Was Gott will, sagt er uns in seinem Wort genau. Was wir wollen, kann Gott nicht sagen, weil wir in unseren Entscheidungen genauso frei sind wie er selbst. Aber in der Bibel lesen wir von Menschen, die durch ihre Entscheidung sehr glücklich wurden. Sie bekundeten ihren Willen, nicht nur an Gottes  Möglichkeiten, sondern an seine Zusagen zu glauben und blieben unbeirrt, bis ihr Glaube in Erfüllung ging.

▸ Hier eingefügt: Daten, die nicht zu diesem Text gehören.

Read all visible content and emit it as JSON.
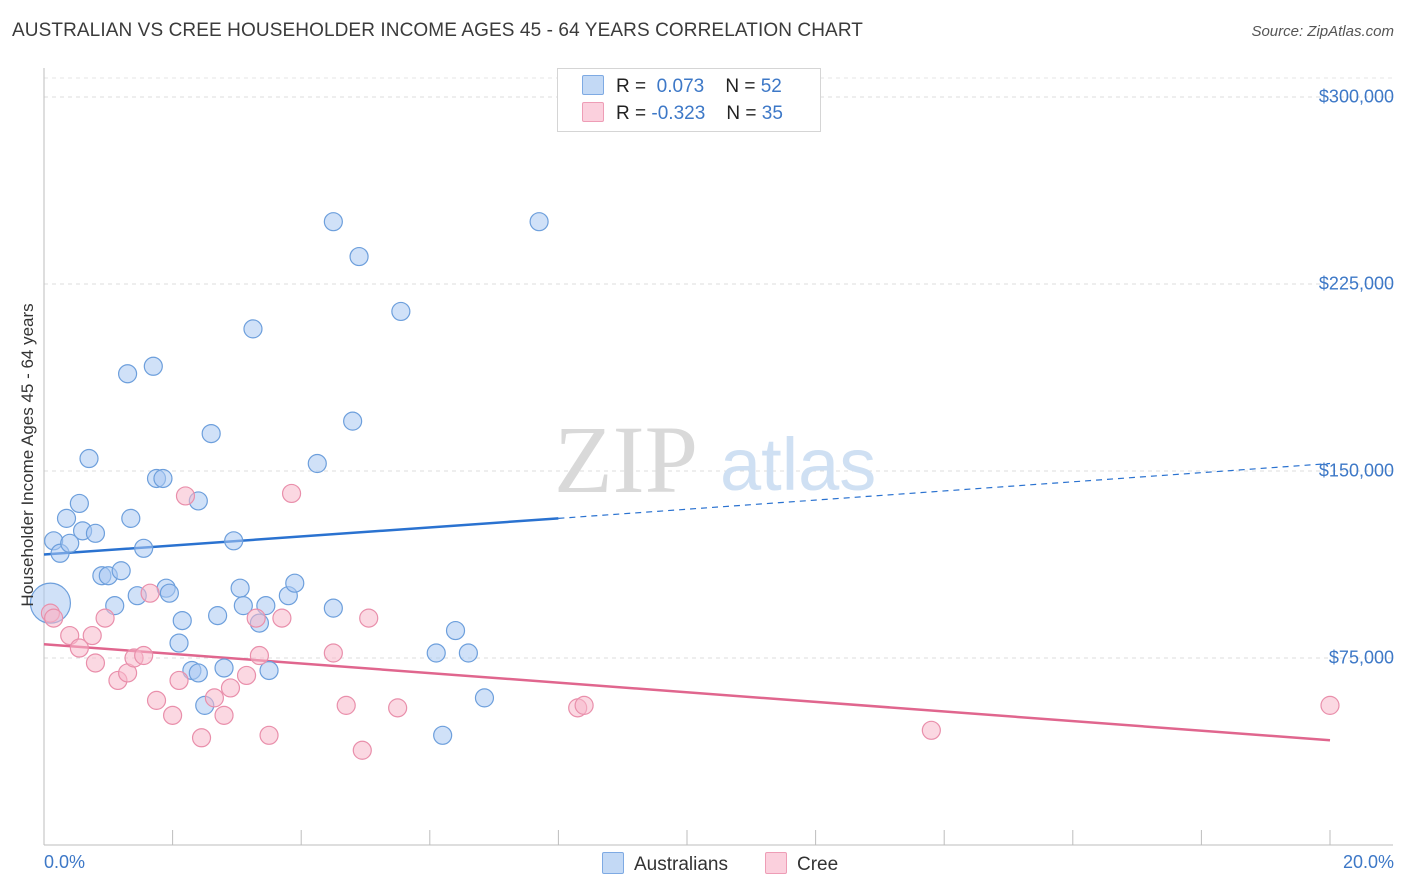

Dafür bekamen sie ein Zeugnis höchster Qualität:
„Dein Glaube hat dir geholfen; hat dich gesund gemacht; hat dich zu meinem Freund gemacht; ist dir zur Gerechtigkeit gerechnet.“

Ermutigt uns nun Gottes Wort, unsere Heilung zu begehren und unseren Glauben dafür zu stärken oder sollten wir relativieren und kleiner denken? Unser Herz und Geist wollen das herausfinden, um zu einer klaren Entscheidung zu kommen. Ungekünstelt und überzeugend hilft dabei die Botschaft dieses Büchleins, die durch Jesus selbst bekräftigt wird, indem er zu einem Obersten, dem gerade der Tod seiner Tochter gemeldet wurde, sagte (Markus 5,36):
„Fürchte dich nicht, glaube nur!“

Wen die Sehnsucht treibt, einfach glauben zu können, wird hier herzlich dazu eingeladen.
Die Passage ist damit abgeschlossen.